I`m not being disparaging. I mentioned it because I know you are very involved with the SSPX, as MC at Gateshead I believe, and just wondered how your views might fit in with that of other SSPX followers.

michael said...

Dear Fr Brown,
I am most interested that you seem to know of my involvement with SSPX! Do I detect that we maybe have a LITTLE MOLE in our midst? However, I still think that you are being a wee bit disparaging!

God Bless,

(Jarra Lad)

Fr Michael Brown said...

Michael, You don`t need to look for a mole: being MC is a very public role!
Where is the disparagement? Of course I`d rather you went to a Mass which is licit but I wouldn`t call that being disparaging.

Richard S Rainbow said...

Michael (Jarra Lad) suggests that ‘”the sooner we get rid of the Protestant Ascendancy and the Monarchic Anarchism the better!” Can he explain exactly how it would be better? Or is he simply being rather silly? (I think I have the answer!)

1569 Rising said...

Michael (Jarra Lad) -

Surely Monarchy and Anarchy are two completely opposite concepts. Anarchy historically resulted from the collapse of Monarchy.

The little mole that you accuse Fr B. of consorting with, is he the same fellow who killed King Billy?

God Bless.

michael said...

Dear Fr Brown,
This is for the infalliable and impectable Mr Richard Rainbow, should I try again with my fallible and peccable grammar and spelling (Monarchic Anachronism) "Off with their Heads" Could it be that I just being a wee bit silly now?

God Bless them ALL
(jarra Lad)

Richard S Rainbow said...

Sadly, the answer has to be yes. And you have made no attempt to answer my question!

Kenneth said...

The little mole that you accuse Fr B. of consorting with, is he the same fellow who killed King Billy?
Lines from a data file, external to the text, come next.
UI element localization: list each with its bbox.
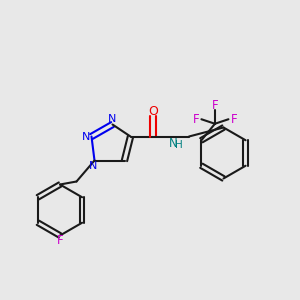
Text: H: H bbox=[175, 140, 183, 151]
Text: F: F bbox=[193, 113, 199, 126]
Text: N: N bbox=[82, 131, 90, 142]
Text: F: F bbox=[212, 99, 218, 112]
Text: N: N bbox=[108, 114, 117, 124]
Text: F: F bbox=[230, 113, 237, 126]
Text: N: N bbox=[169, 136, 178, 150]
Text: N: N bbox=[89, 161, 97, 171]
Text: F: F bbox=[57, 234, 63, 248]
Text: O: O bbox=[148, 105, 158, 119]
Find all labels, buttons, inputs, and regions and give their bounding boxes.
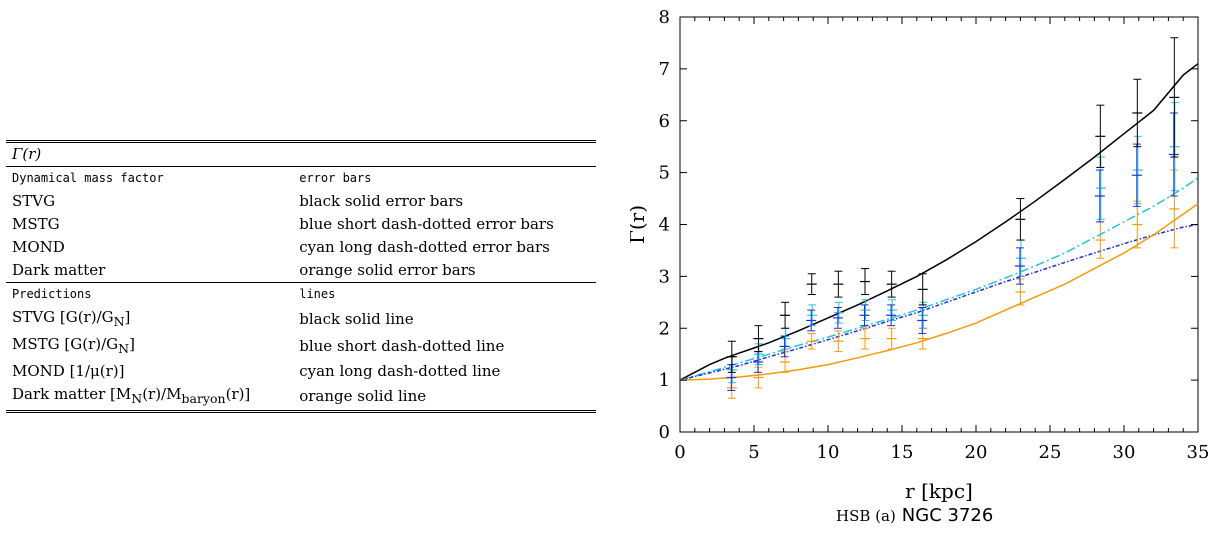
table-header-left: Dynamical mass factor — [12, 171, 164, 185]
axis-ticks: 0 5 10 15 20 25 30 35 0 1 2 3 4 5 6 7 8 — [659, 7, 1210, 463]
row-value: blue short dash-dotted error bars — [299, 215, 554, 233]
x-tick-label: 35 — [1187, 442, 1210, 463]
y-tick-label: 2 — [659, 318, 670, 339]
x-tick-label: 15 — [891, 442, 914, 463]
table-row: MSTG blue short dash-dotted error bars — [6, 213, 596, 236]
table-header-left: Predictions — [6, 282, 290, 306]
mstg-prediction-line — [679, 223, 1199, 381]
figure-caption: HSB (a) NGC 3726 — [836, 505, 993, 526]
row-label: STVG [G(r)/GN] — [12, 308, 131, 329]
y-tick-label: 0 — [659, 422, 670, 443]
table-row: MOND cyan long dash-dotted error bars — [6, 236, 596, 259]
row-label: MSTG [G(r)/GN] — [12, 335, 135, 356]
stvg-prediction-line — [679, 63, 1199, 381]
table-row: Dark matter orange solid error bars — [6, 259, 596, 283]
table-row: MSTG [G(r)/GN] blue short dash-dotted li… — [6, 333, 596, 360]
table-row: Dark matter [MN(r)/Mbaryon(r)] orange so… — [6, 383, 596, 413]
legend-table: Γ(r) Dynamical mass factor error bars ST… — [6, 140, 596, 413]
x-tick-label: 5 — [748, 442, 759, 463]
error-bars — [726, 37, 1180, 399]
y-tick-label: 7 — [659, 59, 670, 80]
x-tick-label: 25 — [1039, 442, 1062, 463]
table-header-right: error bars — [299, 171, 372, 185]
row-value: black solid error bars — [299, 192, 464, 210]
y-tick-label: 3 — [659, 266, 670, 287]
y-tick-label: 1 — [659, 370, 670, 391]
row-label: MOND — [12, 238, 65, 256]
y-tick-label: 4 — [659, 215, 670, 236]
gamma-chart: 0 5 10 15 20 25 30 35 0 1 2 3 4 5 6 7 8 r [kpc] Γ(r) — [630, 7, 1210, 503]
row-label: MSTG — [12, 215, 60, 233]
table-row: MOND [1/μ(r)] cyan long dash-dotted line — [6, 360, 596, 383]
row-value: blue short dash-dotted line — [299, 337, 505, 355]
x-tick-label: 20 — [965, 442, 988, 463]
table-title: Γ(r) — [6, 140, 290, 167]
prediction-lines — [679, 63, 1199, 381]
row-value: orange solid line — [289, 383, 596, 413]
row-value: cyan long dash-dotted line — [299, 362, 501, 380]
table-row: STVG [G(r)/GN] black solid line — [6, 306, 596, 333]
table-header-row: Predictions lines — [6, 282, 596, 306]
x-tick-label: 0 — [674, 442, 685, 463]
table-row: STVG black solid error bars — [6, 190, 596, 213]
table-header-right: lines — [289, 282, 596, 306]
y-axis-label: Γ(r) — [630, 205, 649, 244]
row-label: STVG — [12, 192, 56, 210]
y-tick-label: 5 — [659, 163, 670, 184]
mond-prediction-line — [679, 177, 1199, 381]
row-label: Dark matter — [12, 261, 106, 279]
table-header-row: Dynamical mass factor error bars — [6, 167, 596, 191]
row-label: Dark matter [MN(r)/Mbaryon(r)] — [6, 383, 290, 413]
table-title-row: Γ(r) — [6, 140, 596, 167]
x-tick-label: 10 — [817, 442, 840, 463]
x-axis-label: r [kpc] — [905, 479, 973, 503]
dark-prediction-line — [679, 203, 1199, 381]
row-value: orange solid error bars — [299, 261, 476, 279]
row-value: black solid line — [299, 310, 414, 328]
row-label: MOND [1/μ(r)] — [12, 362, 125, 380]
row-value: cyan long dash-dotted error bars — [299, 238, 550, 256]
caption-prefix: HSB (a) — [836, 507, 896, 525]
y-tick-label: 8 — [659, 7, 670, 28]
x-tick-label: 30 — [1113, 442, 1136, 463]
galaxy-name: NGC 3726 — [901, 505, 994, 526]
y-tick-label: 6 — [659, 111, 670, 132]
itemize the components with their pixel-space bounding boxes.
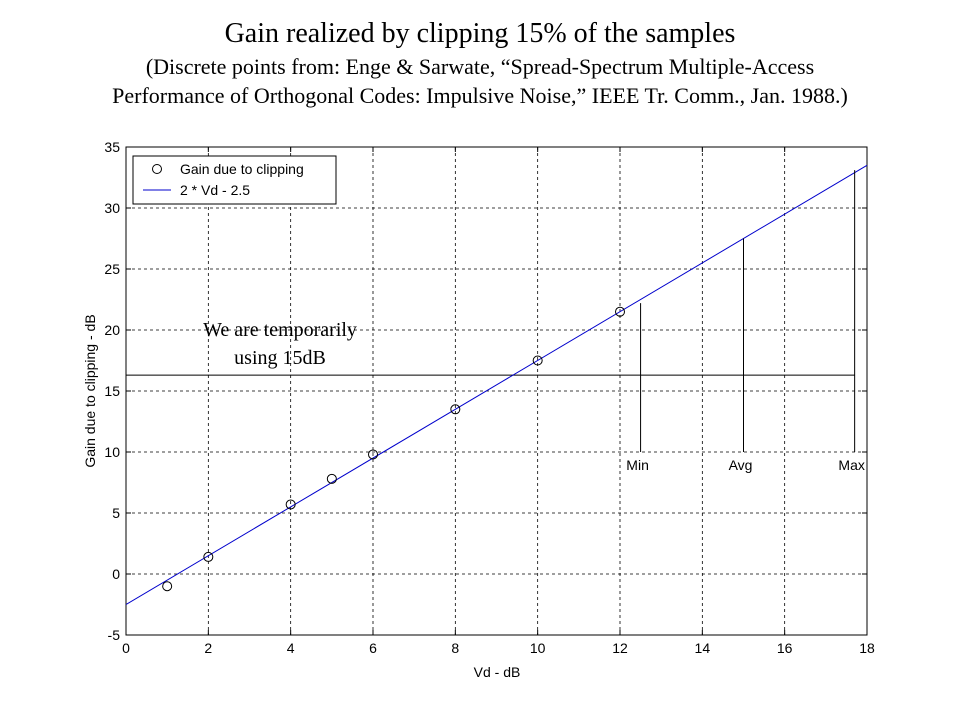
data-point (326, 473, 337, 484)
x-tick-label: 16 (777, 640, 793, 656)
legend-marker-points (152, 164, 162, 174)
y-tick-label: 10 (104, 444, 120, 460)
plot-frame (125, 146, 868, 636)
x-tick-label: 0 (122, 640, 130, 656)
data-point (615, 306, 625, 317)
legend-label-line: 2 * Vd - 2.5 (180, 182, 250, 198)
title-block: Gain realized by clipping 15% of the sam… (0, 16, 960, 110)
x-axis-label: Vd - dB (474, 664, 521, 680)
y-tick-label: -5 (108, 627, 121, 643)
fit-line (125, 164, 868, 605)
x-tick-label: 18 (859, 640, 875, 656)
x-tick-label: 6 (369, 640, 377, 656)
data-point (285, 499, 296, 510)
slide-subtitle-line1: (Discrete points from: Enge & Sarwate, “… (145, 54, 815, 79)
legend-box (132, 155, 337, 205)
x-tick-label: 2 (204, 640, 212, 656)
x-tick-label: 10 (530, 640, 546, 656)
marker-label-min: Min (626, 457, 649, 473)
y-tick-label: 0 (112, 566, 120, 582)
data-point (532, 355, 543, 366)
grid-layer (125, 146, 868, 636)
x-tick-label: 8 (451, 640, 459, 656)
x-tick-label: 12 (612, 640, 628, 656)
marker-label-max: Max (838, 457, 864, 473)
slide-title: Gain realized by clipping 15% of the sam… (224, 18, 736, 49)
y-axis-label: Gain due to clipping - dB (82, 314, 98, 467)
y-tick-label: 35 (104, 139, 120, 155)
y-tick-label: 20 (104, 322, 120, 338)
data-layer: Min Avg Max (125, 164, 868, 605)
y-tick-label: 15 (104, 383, 120, 399)
annotation-line2: using 15dB (234, 347, 326, 369)
legend-label-points: Gain due to clipping (180, 161, 304, 177)
annotation-line1: We are temporarily (203, 319, 357, 341)
y-tick-label: 30 (104, 200, 120, 216)
data-point (203, 551, 214, 562)
slide-subtitle-line2: Performance of Orthogonal Codes: Impulsi… (112, 83, 848, 108)
marker-label-avg: Avg (729, 457, 753, 473)
data-point (368, 449, 378, 460)
data-point (162, 581, 173, 592)
data-point (450, 404, 461, 415)
legend: Gain due to clipping 2 * Vd - 2.5 (132, 155, 337, 205)
y-tick-label: 5 (112, 505, 120, 521)
x-tick-label: 4 (287, 640, 295, 656)
y-tick-label: 25 (104, 261, 120, 277)
x-tick-label: 14 (695, 640, 711, 656)
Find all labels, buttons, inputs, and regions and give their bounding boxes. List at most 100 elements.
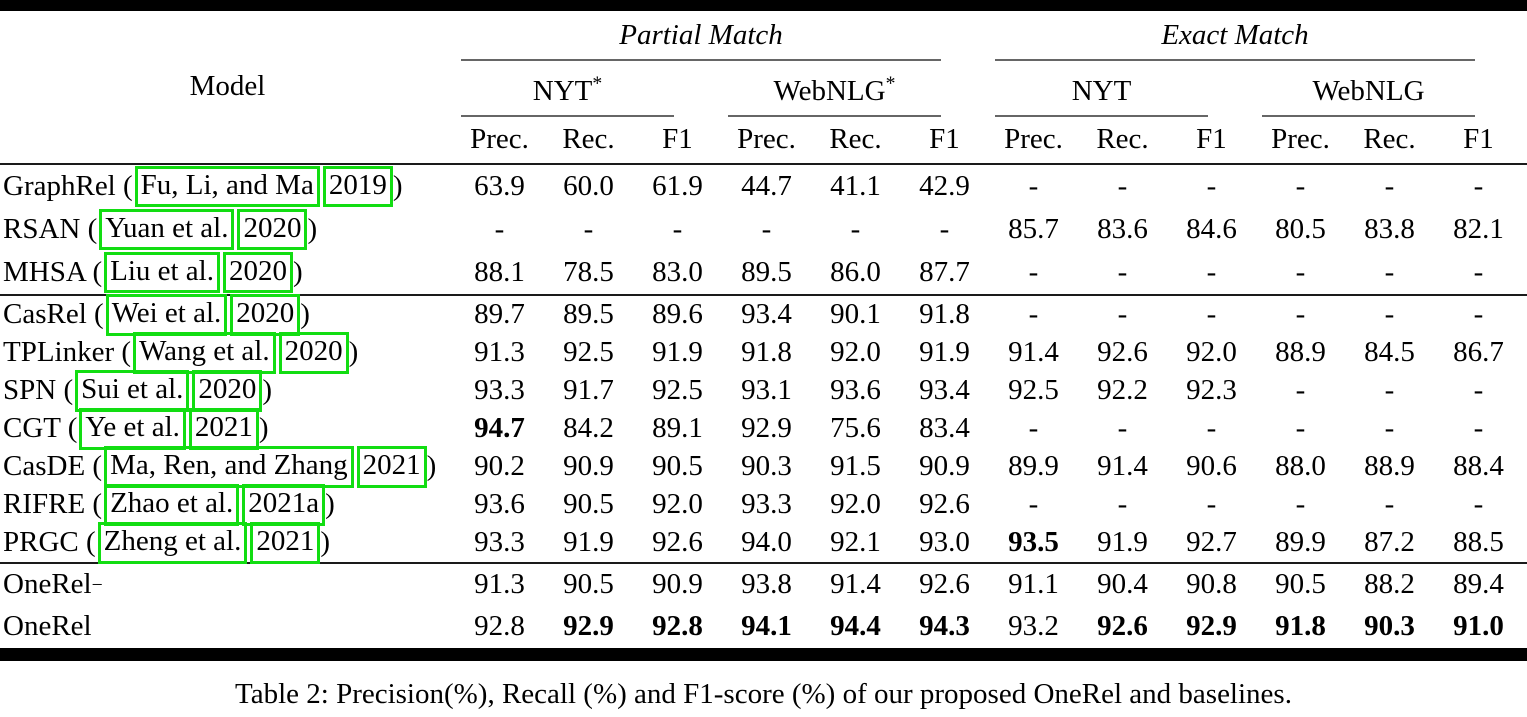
metric-value: 90.9 <box>563 450 614 483</box>
metric-header-prec: Prec. <box>1271 123 1330 156</box>
citation-author-box[interactable]: Zhao et al. <box>104 484 240 526</box>
metric-value: 91.3 <box>474 568 525 601</box>
citation-author-box[interactable]: Ma, Ren, and Zhang <box>104 446 354 488</box>
dash-value: - <box>1384 255 1395 288</box>
metric-value: 85.7 <box>1008 212 1059 245</box>
header-bottom-rule <box>0 163 1527 165</box>
citation-author-box[interactable]: Liu et al. <box>104 251 220 294</box>
superscript-asterisk: * <box>885 72 896 95</box>
metric-value: 90.1 <box>830 298 881 331</box>
dataset-header-nyt: NYT <box>989 61 1256 117</box>
metric-value: 92.0 <box>830 488 881 521</box>
dataset-header-inner: WebNLG* <box>728 61 941 117</box>
metric-value: 91.9 <box>919 336 970 369</box>
metric-value: 87.2 <box>1364 526 1415 559</box>
metric-value: 91.7 <box>563 374 614 407</box>
metric-value: 82.1 <box>1453 212 1504 245</box>
dataset-header-underline <box>995 115 1208 117</box>
group-header-label: Exact Match <box>1161 19 1309 52</box>
dash-value: - <box>939 212 950 245</box>
citation-year-box[interactable]: 2020 <box>237 208 308 251</box>
metric-value: 92.5 <box>563 336 614 369</box>
group-header-partial-match: Partial Match <box>455 11 989 61</box>
model-cell-graphrel: GraphRel (Fu, Li, and Ma 2019) <box>0 165 455 208</box>
metric-value: 92.6 <box>652 526 703 559</box>
metric-value: 92.1 <box>830 526 881 559</box>
citation-year-box[interactable]: 2020 <box>278 332 349 374</box>
metric-value: 84.2 <box>563 412 614 445</box>
citation-author-box[interactable]: Fu, Li, and Ma <box>134 165 320 208</box>
metric-value: 88.0 <box>1275 450 1326 483</box>
citation-year-box[interactable]: 2021a <box>242 484 326 526</box>
dash-value: - <box>583 212 594 245</box>
table-caption: Table 2: Precision(%), Recall (%) and F1… <box>235 678 1292 710</box>
metric-value: 86.0 <box>830 255 881 288</box>
metric-value: 90.2 <box>474 450 525 483</box>
metric-value: 83.6 <box>1097 212 1148 245</box>
citation-year-box[interactable]: 2020 <box>223 251 293 294</box>
citation-year-box[interactable]: 2021 <box>356 446 427 488</box>
metric-value: 78.5 <box>563 255 614 288</box>
citation-author-box[interactable]: Yuan et al. <box>99 208 235 251</box>
metric-value: 91.4 <box>1097 450 1148 483</box>
model-cell-mhsa: MHSA (Liu et al. 2020) <box>0 251 455 294</box>
citation-author-box[interactable]: Ye et al. <box>79 408 186 450</box>
metric-value: 91.8 <box>1275 610 1326 643</box>
metric-value: 91.9 <box>652 336 703 369</box>
citation-year-box[interactable]: 2021 <box>250 522 321 564</box>
metric-value: 90.8 <box>1186 568 1237 601</box>
metric-header-rec: Rec. <box>562 123 615 156</box>
dash-value: - <box>1384 374 1395 407</box>
model-name-close-paren: ) <box>426 450 437 483</box>
metric-value: 90.4 <box>1097 568 1148 601</box>
citation-year-box[interactable]: 2019 <box>322 165 393 208</box>
metric-value: 88.9 <box>1364 450 1415 483</box>
dash-value: - <box>1473 169 1484 202</box>
citation-year-box[interactable]: 2020 <box>230 294 301 336</box>
metric-header-f1: F1 <box>1196 123 1227 156</box>
model-name-close-paren: ) <box>348 336 359 369</box>
table-body-group-2: CasRel (Wei et al. 2020) 89.7 89.5 89.6 93.4 9… <box>0 294 1527 564</box>
citation-author-box[interactable]: Zheng et al. <box>97 522 248 564</box>
metric-value: 93.5 <box>1008 526 1059 559</box>
model-name-close-paren: ) <box>262 374 273 407</box>
metric-value: 92.6 <box>919 488 970 521</box>
dash-value: - <box>1384 412 1395 445</box>
dash-value: - <box>1384 488 1395 521</box>
group-header-inner: Partial Match <box>461 11 941 61</box>
citation-author-box[interactable]: Wang et al. <box>133 332 276 374</box>
metric-value: 80.5 <box>1275 212 1326 245</box>
dash-value: - <box>1117 169 1128 202</box>
citation-year-box[interactable]: 2020 <box>192 370 263 412</box>
dash-value: - <box>1473 488 1484 521</box>
dash-value: - <box>1295 488 1306 521</box>
group-separator-rule-2 <box>0 562 1527 564</box>
dash-value: - <box>1295 255 1306 288</box>
dataset-header-webnlg: WebNLG <box>1256 61 1523 117</box>
table-body-group-3: OneRel − 91.3 90.5 90.9 93.8 91.4 92.6 91.1 90.4 9… <box>0 564 1527 648</box>
citation-author-box[interactable]: Sui et al. <box>75 370 190 412</box>
citation-author-box[interactable]: Wei et al. <box>105 294 228 336</box>
table-body-group-1: GraphRel (Fu, Li, and Ma 2019) 63.9 60.0 61.… <box>0 165 1527 294</box>
metric-value: 83.4 <box>919 412 970 445</box>
citation-year-box[interactable]: 2021 <box>188 408 259 450</box>
metric-value: 94.0 <box>741 526 792 559</box>
model-name-close-paren: ) <box>320 526 331 559</box>
dash-value: - <box>1028 488 1039 521</box>
table-header: Model Partial Match NYT* WebNLG* Exact Match… <box>0 11 1527 163</box>
metric-value: 92.9 <box>1186 610 1237 643</box>
metric-value: 92.9 <box>741 412 792 445</box>
metric-value: 91.3 <box>474 336 525 369</box>
dash-value: - <box>1206 412 1217 445</box>
metric-header-prec: Prec. <box>1004 123 1063 156</box>
model-cell-prgc: PRGC (Zheng et al. 2021) <box>0 522 455 564</box>
metric-value: 83.0 <box>652 255 703 288</box>
metric-value: 41.1 <box>830 169 881 202</box>
metric-value: 93.6 <box>474 488 525 521</box>
group-header-label: Partial Match <box>619 19 783 52</box>
metric-value: 90.3 <box>741 450 792 483</box>
dataset-header-label: WebNLG* <box>773 72 896 108</box>
dataset-header-underline <box>461 115 674 117</box>
dataset-header-underline <box>728 115 941 117</box>
dataset-header-underline <box>1262 115 1475 117</box>
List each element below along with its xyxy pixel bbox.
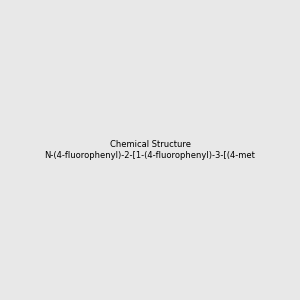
Text: Chemical Structure
N-(4-fluorophenyl)-2-[1-(4-fluorophenyl)-3-[(4-met: Chemical Structure N-(4-fluorophenyl)-2-…	[45, 140, 255, 160]
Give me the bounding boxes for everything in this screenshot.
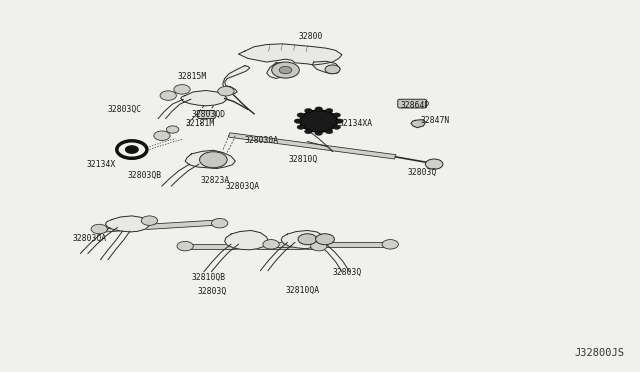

I think I must be the mole michael is talking about as he calls me an LMS spy.
Let me assure him that I am neither a spy nor mole, just a devout catholic who will help ANY catholic priest to say the traditional Latin Mass

Fr Michael Brown said...

Ken, don`t worry I know a number of people who attend the Lefebvrist church in Gateshead!

Richard S Rainbow said...

Talking of the King over the Water, as 1569 oft seems to do, I understand that there is to be Mass in the Traditional Form at the Jacobite stronghold of Dilston on 22nd July at 6.15 p.m. Can anyone confirm this? (I can't discover which branch of the Jacobites are running things at present.)Mya we assume that Jarra Lad will not be there?